La Jornada Semanal,   domingo 25 de mayo del 2003        núm. 429
Francisco José Cruz González

Varsovianas

Cuando él no me mira busco mi reflejo en la pared y
sólo veo un clavo del que han descolgado un cuadro
Wislawa Szymborska


Il,ustración de Eko-La vida me ha sido siempre traicionera –te dices mientras el taxi que te conduce al aeropuerto Federico Chopin devora calles y toma el sendero de árboles secos, sembrados uno tras otro en milimétrico orden militar, en la avenida Zwirki i Wigury.

Sientes el golpeteo de los últimos días en las sienes, el peso insoportable en los párpados después de una noche, varias noches en blanco, y el dolor –¿dulce?– en la boca del estómago que te aparece cada vez que la recuerdas. A Agnieszka, que no verás ya más. Te revuelve hasta las lágrimas esa sensación de pérdida, el mundo que se te cierra, como en tu adolescencia cada vez que terminabas con una de tus novias. Sientes que los árboles de la avenida, esos esqueléticos mendigos desnudos, se te vienen encima.

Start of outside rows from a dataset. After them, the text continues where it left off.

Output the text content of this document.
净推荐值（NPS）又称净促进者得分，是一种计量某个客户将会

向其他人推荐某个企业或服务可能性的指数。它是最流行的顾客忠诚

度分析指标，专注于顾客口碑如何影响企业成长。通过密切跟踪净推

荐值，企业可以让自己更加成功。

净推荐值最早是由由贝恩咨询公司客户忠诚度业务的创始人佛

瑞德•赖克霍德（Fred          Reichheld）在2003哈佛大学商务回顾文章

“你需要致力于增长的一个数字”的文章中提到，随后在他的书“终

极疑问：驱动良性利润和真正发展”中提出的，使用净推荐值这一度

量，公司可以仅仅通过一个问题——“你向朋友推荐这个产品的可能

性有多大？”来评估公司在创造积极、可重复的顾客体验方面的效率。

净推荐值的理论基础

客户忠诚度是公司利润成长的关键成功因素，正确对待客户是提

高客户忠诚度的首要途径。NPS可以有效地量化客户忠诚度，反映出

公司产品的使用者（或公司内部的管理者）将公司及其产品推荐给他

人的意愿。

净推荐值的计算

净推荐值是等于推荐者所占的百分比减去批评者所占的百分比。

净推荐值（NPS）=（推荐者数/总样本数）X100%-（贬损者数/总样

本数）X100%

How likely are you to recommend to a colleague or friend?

Tú, David Murrieta, de Ciudad Juárez, afincado ya hace largos años en el Distrito Federal, achilangado. Con un aburrido, insoportable matrimonio a cuestas, o mejor dicho atrás. Una hija de seis años que sientes que no te quiere. Tu mentirosa carrera universitaria de abogado, que nunca terminaste. La tramposa experiencia abogadil, que te sirvió en esta ocasión para conseguir del cascarrabias e ingenuo cónsul de tu país el dinero con el que te repatrías.

Tu obsesión por las mujeres. De la que no te arrepientes, ¿por qué has de arrepentirte? Tu manía de explorador –ésta sí una verdadera "carrera universitaria"– de los burdeles desde hace muchos años y de los table dance más recientemente. En Juárez y en la Ciudad de México. En Mérida, en Culiacán y en Veracruz. Donde te ha llevado el trabajo abogadil o tus ganas de correrías.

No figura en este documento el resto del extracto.